Maynard Solomon - As Musicologist

As Musicologist

Solomon then began a second career as a musicologist, notably as author of composer biographies, and his work (particularly his studies of Mozart and Beethoven) has met with both acclaim and criticism (overly simplistic psychological interpretations of their subjects).

Characteristic of Solomon's approach is a careful sifting of the scholarly evidence, often with the goal of supporting new hypotheses about the events or motivations of the great composers in question and those around them (for instances cited in this encyclopedia, see Maria Anna Mozart, Mozart's Berlin journey, Mozart's name and Antonie Brentano). A great deal of effort seems to reside in the attempts to compare and contrast certain ideas that need to be analyzed. Solomon is also careful to avoid uncritical repetition of old formulae in composer biographies; for example, like other recent biographers, he characterizes 1791, the last year of Mozart's life, as of personal revival cut off by terminal illness rather than the steady slide toward the grave typical of more traditional biographies. Most boldly, he hasn't hesitated to offer specific psychological analyses and diagnoses of his subjects. He has, however, been criticized for anachronistic assumptions and a lack of understanding of eighteenth- and nineteenth-century German.

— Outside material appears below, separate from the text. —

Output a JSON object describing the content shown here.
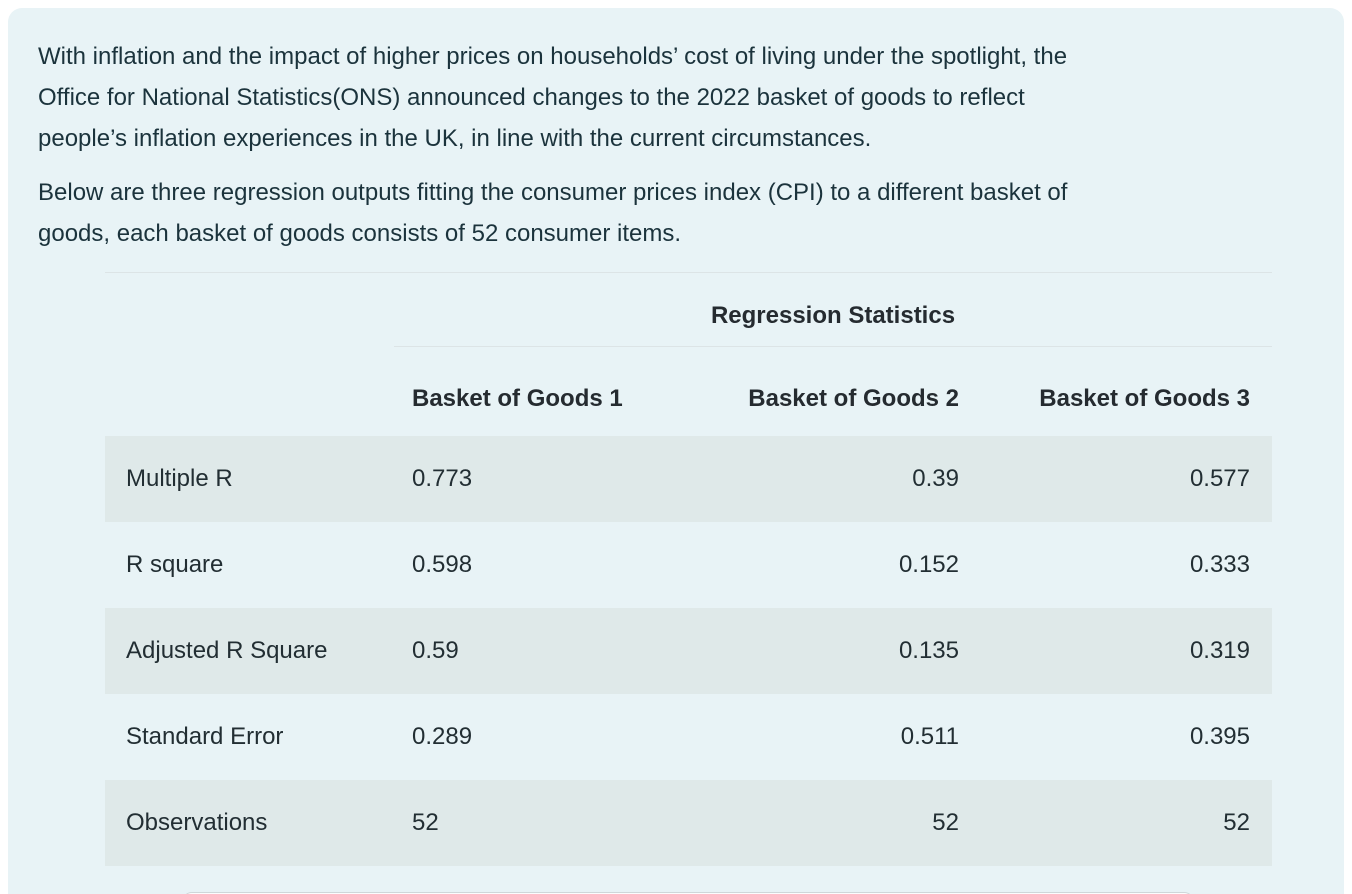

Solomon became, in 1997, a member of the International Musicology Society, and addressed its congress in London. He is the author most recently of Mozart: A Life, a finalist for the Pulitzer Prize in biography which won the Deems Taylor Award, as did his biography of Beethoven and his study of Charles Ives. His Beethoven Essays won the Otto Kinkeldey Award for most distinguished book on music published in 1988.

An associate editor of American Imago, and co-founder of the Bach Guild (a subsidiary Vanguard record label), he has also published articles in applied psychoanalysis and edited several books on aesthetics. His current projects include a life of Schubert and a book tentatively titled Beethoven: Beyond Classicism. He has held visiting professorships at Yale, Harvard and Columbia, and is currently on the graduate faculty of the Juilliard School.